One of the primary reasons for AeroVironment’s recent rise has been excitement around the company’s Switchblade product, a “back-packable” precision strike solution that provides miniature flying intelligence, surveillance, and reconnaissance, as well as its other Tactical Missile Systems (TMS). TMS looks increasingly like a big hit. The business delivered $75M in revenue in FY17, up from $46M in FY16. These solutions currently account for about one-third of total revenues for unmanned aircraft systems, and nearly half of that is customer-funded R&D, which suggests very strong customer interest. According to management, TMS addresses a market as large as $1 billion, based on the company’s analysis of DoD spending. Thus, TMS sales have potential to grow multiple times from here and drive significant earnings growth for the company. This momentum has helped Aerovironment deliver financial results that exceeded analyst expectations in each of the past three quarters, in stark contrast to the series of disappointments in the prior year.

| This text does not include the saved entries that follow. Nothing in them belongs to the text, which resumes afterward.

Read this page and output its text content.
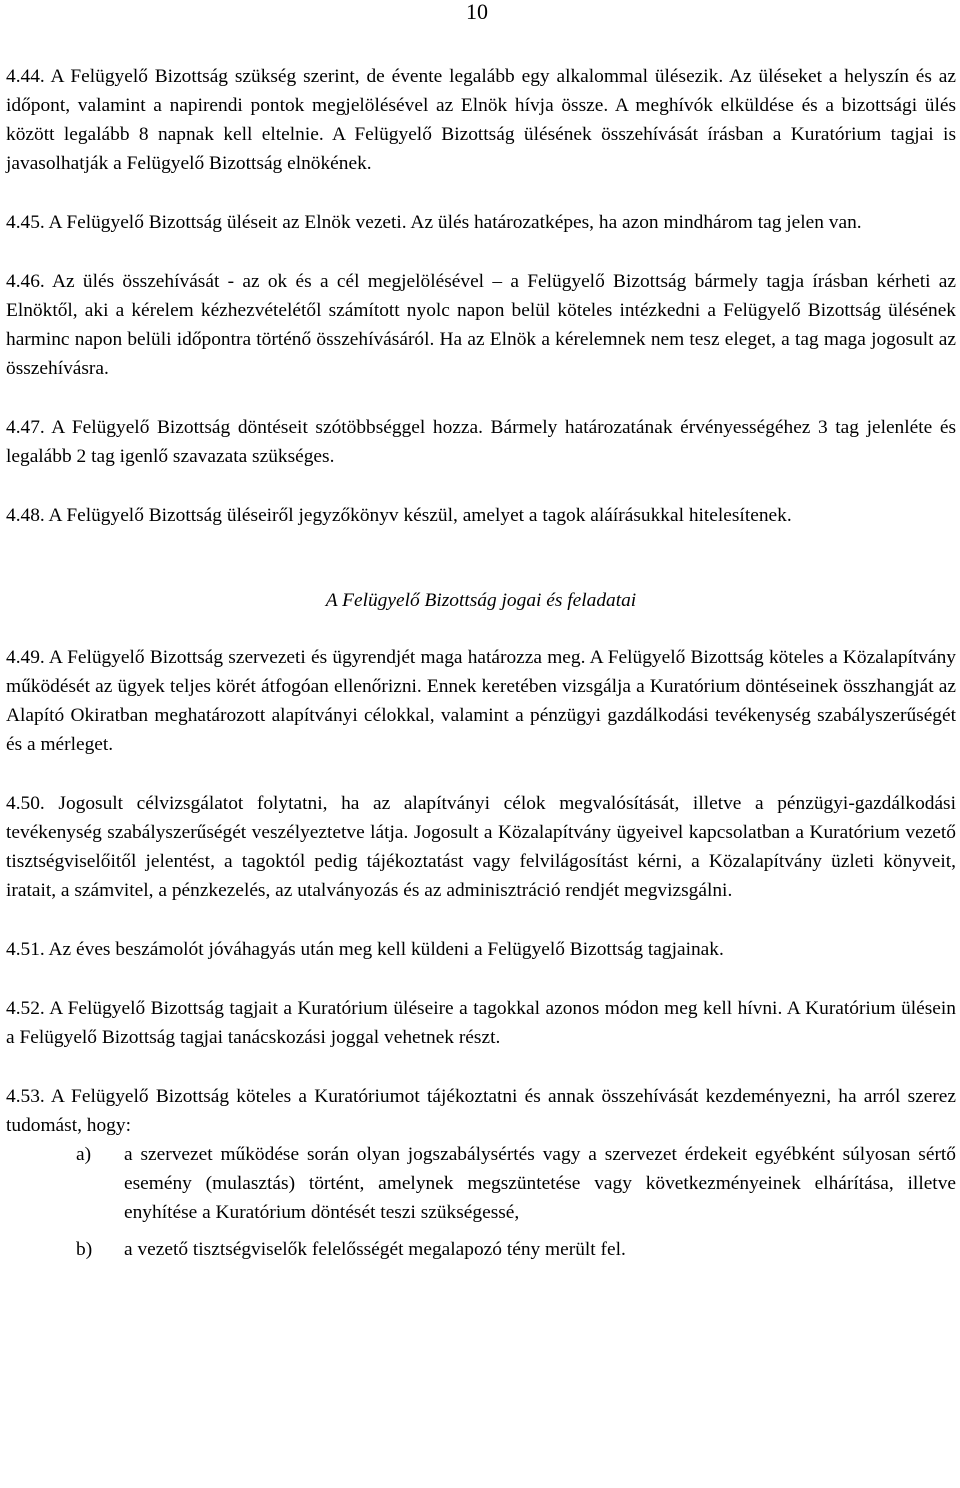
10

4.44. A Felügyelő Bizottság szükség szerint, de évente legalább egy alkalommal ülésezik. Az üléseket a helyszín és az időpont, valamint a napirendi pontok megjelölésével az Elnök hívja össze. A meghívók elküldése és a bizottsági ülés között legalább 8 napnak kell eltelnie. A Felügyelő Bizottság ülésének összehívását írásban a Kuratórium tagjai is javasolhatják a Felügyelő Bizottság elnökének.

4.45. A Felügyelő Bizottság üléseit az Elnök vezeti. Az ülés határozatképes, ha azon mindhárom tag jelen van.

4.46. Az ülés összehívását - az ok és a cél megjelölésével – a Felügyelő Bizottság bármely tagja írásban kérheti az Elnöktől, aki a kérelem kézhezvételétől számított nyolc napon belül köteles intézkedni a Felügyelő Bizottság ülésének harminc napon belüli időpontra történő összehívásáról. Ha az Elnök a kérelemnek nem tesz eleget, a tag maga jogosult az összehívásra.

4.47. A Felügyelő Bizottság döntéseit szótöbbséggel hozza. Bármely határozatának érvényességéhez 3 tag jelenléte és legalább 2 tag igenlő szavazata szükséges.

4.48. A Felügyelő Bizottság üléseiről jegyzőkönyv készül, amelyet a tagok aláírásukkal hitelesítenek.

A Felügyelő Bizottság jogai és feladatai

4.49. A Felügyelő Bizottság szervezeti és ügyrendjét maga határozza meg. A Felügyelő Bizottság köteles a Közalapítvány működését az ügyek teljes körét átfogóan ellenőrizni. Ennek keretében vizsgálja a Kuratórium döntéseinek összhangját az Alapító Okiratban meghatározott alapítványi célokkal, valamint a pénzügyi gazdálkodási tevékenység szabályszerűségét és a mérleget.

4.50. Jogosult célvizsgálatot folytatni, ha az alapítványi célok megvalósítását, illetve a pénzügyi-gazdálkodási tevékenység szabályszerűségét veszélyeztetve látja. Jogosult a Közalapítvány ügyeivel kapcsolatban a Kuratórium vezető tisztségviselőitől jelentést, a tagoktól pedig tájékoztatást vagy felvilágosítást kérni, a Közalapítvány üzleti könyveit, iratait, a számvitel, a pénzkezelés, az utalványozás és az adminisztráció rendjét megvizsgálni.

4.51. Az éves beszámolót jóváhagyás után meg kell küldeni a Felügyelő Bizottság tagjainak.

4.52. A Felügyelő Bizottság tagjait a Kuratórium üléseire a tagokkal azonos módon meg kell hívni. A Kuratórium ülésein a Felügyelő Bizottság tagjai tanácskozási joggal vehetnek részt.

4.53. A Felügyelő Bizottság köteles a Kuratóriumot tájékoztatni és annak összehívását kezdeményezni, ha arról szerez tudomást, hogy:

a)	a szervezet működése során olyan jogszabálysértés vagy a szervezet érdekeit egyébként súlyosan sértő esemény (mulasztás) történt, amelynek megszüntetése vagy következményeinek elhárítása, illetve enyhítése a Kuratórium döntését teszi szükségessé,
b)	a vezető tisztségviselők felelősségét megalapozó tény merült fel.
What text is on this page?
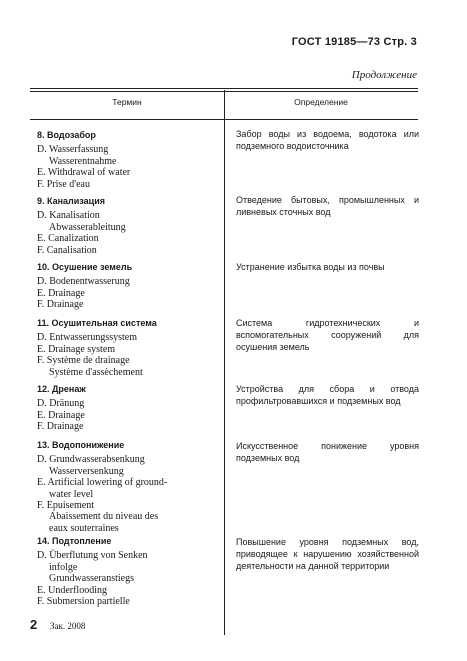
ГОСТ 19185—73 Стр. 3
Продолжение
Термин	Определение
8. Водозабор
D. Wasserfassung
Wasserentnahme
E. Withdrawal of water
F. Prise d'eau
Забор воды из водоема, водотока или подземного водоисточника
9. Канализация
D. Kanalisation
Abwasserableitung
E. Canalization
F. Canalisation
Отведение бытовых, промышленных и ливневых сточных вод
10. Осушение земель
D. Bodenentwasserung
E. Drainage
F. Drainage
Устранение избытка воды из почвы
11. Осушительная система
D. Entwasserungssystem
E. Drainage system
F. Système de drainage
Système d'assèchement
Система гидротехнических и вспомогательных сооружений для осушения земель
12. Дренаж
D. Dränung
E. Drainage
F. Drainage
Устройства для сбора и отвода профильтровавшихся и подземных вод
13. Водопонижение
D. Grundwasserabsenkung
Wasserversenkung
E. Artificial lowering of ground-
water level
F. Epuisement
Abaissement du niveau des
eaux souterraines
Искусственное понижение уровня подземных вод
14. Подтопление
D. Überflutung von Senken
infolge
Grundwasseranstiegs
E. Underflooding
F. Submersion partielle
Повышение уровня подземных вод, приводящее к нарушению хозяйственной деятельности на данной территории
2 Зак. 2008
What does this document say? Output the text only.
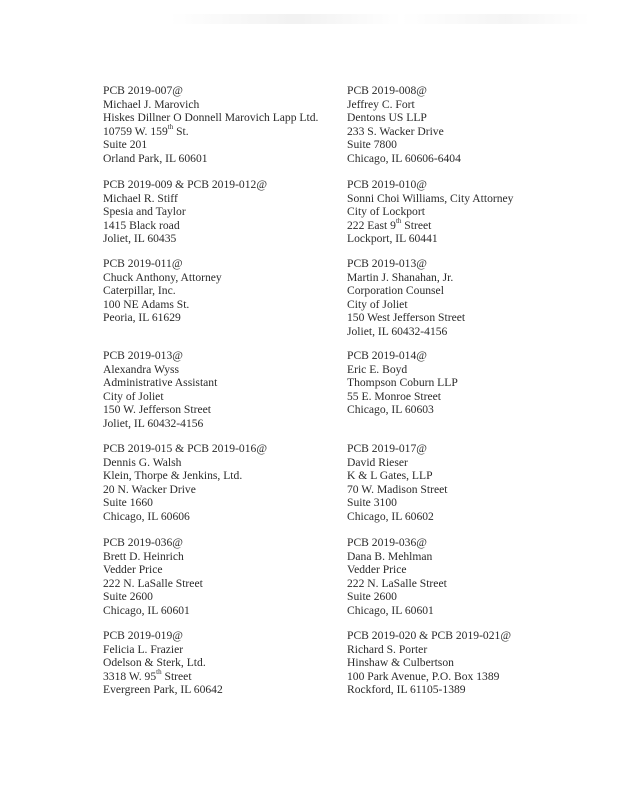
PCB 2019-007@
Michael J. Marovich
Hiskes Dillner O Donnell Marovich Lapp Ltd.
10759 W. 159th St.
Suite 201
Orland Park, IL 60601
PCB 2019-008@
Jeffrey C. Fort
Dentons US LLP
233 S. Wacker Drive
Suite 7800
Chicago, IL 60606-6404
PCB 2019-009 & PCB 2019-012@
Michael R. Stiff
Spesia and Taylor
1415 Black road
Joliet, IL 60435
PCB 2019-010@
Sonni Choi Williams, City Attorney
City of Lockport
222 East 9th Street
Lockport, IL 60441
PCB 2019-011@
Chuck Anthony, Attorney
Caterpillar, Inc.
100 NE Adams St.
Peoria, IL 61629
PCB 2019-013@
Martin J. Shanahan, Jr.
Corporation Counsel
City of Joliet
150 West Jefferson Street
Joliet, IL 60432-4156
PCB 2019-013@
Alexandra Wyss
Administrative Assistant
City of Joliet
150 W. Jefferson Street
Joliet, IL 60432-4156
PCB 2019-014@
Eric E. Boyd
Thompson Coburn LLP
55 E. Monroe Street
Chicago, IL 60603
PCB 2019-015 & PCB 2019-016@
Dennis G. Walsh
Klein, Thorpe & Jenkins, Ltd.
20 N. Wacker Drive
Suite 1660
Chicago, IL 60606
PCB 2019-017@
David Rieser
K & L Gates, LLP
70 W. Madison Street
Suite 3100
Chicago, IL 60602
PCB 2019-036@
Brett D. Heinrich
Vedder Price
222 N. LaSalle Street
Suite 2600
Chicago, IL 60601
PCB 2019-036@
Dana B. Mehlman
Vedder Price
222 N. LaSalle Street
Suite 2600
Chicago, IL 60601
PCB 2019-019@
Felicia L. Frazier
Odelson & Sterk, Ltd.
3318 W. 95th Street
Evergreen Park, IL 60642
PCB 2019-020 & PCB 2019-021@
Richard S. Porter
Hinshaw & Culbertson
100 Park Avenue, P.O. Box 1389
Rockford, IL 61105-1389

Adding to that existing momentum was AeroVironment’s October announcement of a new contract award from the United States Navy for “continuation and expansion of its Blackwing™ small Unmanned Aerial Vehicles (UAV) program.” While the company’s stock is not riding quite as high as it was in late September, it continues to rally, and that push in valuation is due to the basic fact that the company is continuing to demonstrate its ability to innovate and to win contracts and new revenues as a result.
Of course, not all ETFs share ROBO Global’s methodology. (Bloomberg’s October 25 article Like the Terminator, This Robot Fund Just Keeps On Buying calls out some of the unintended consequences of riskier, more concentrated approaches) So Alpert and Axler may be correct in one respect: it is possible for a robotics fund to create stock overvaluations. It can happen. It’s just not likely to happen when the fund in question has a methodology in place designed to prevent this very thing.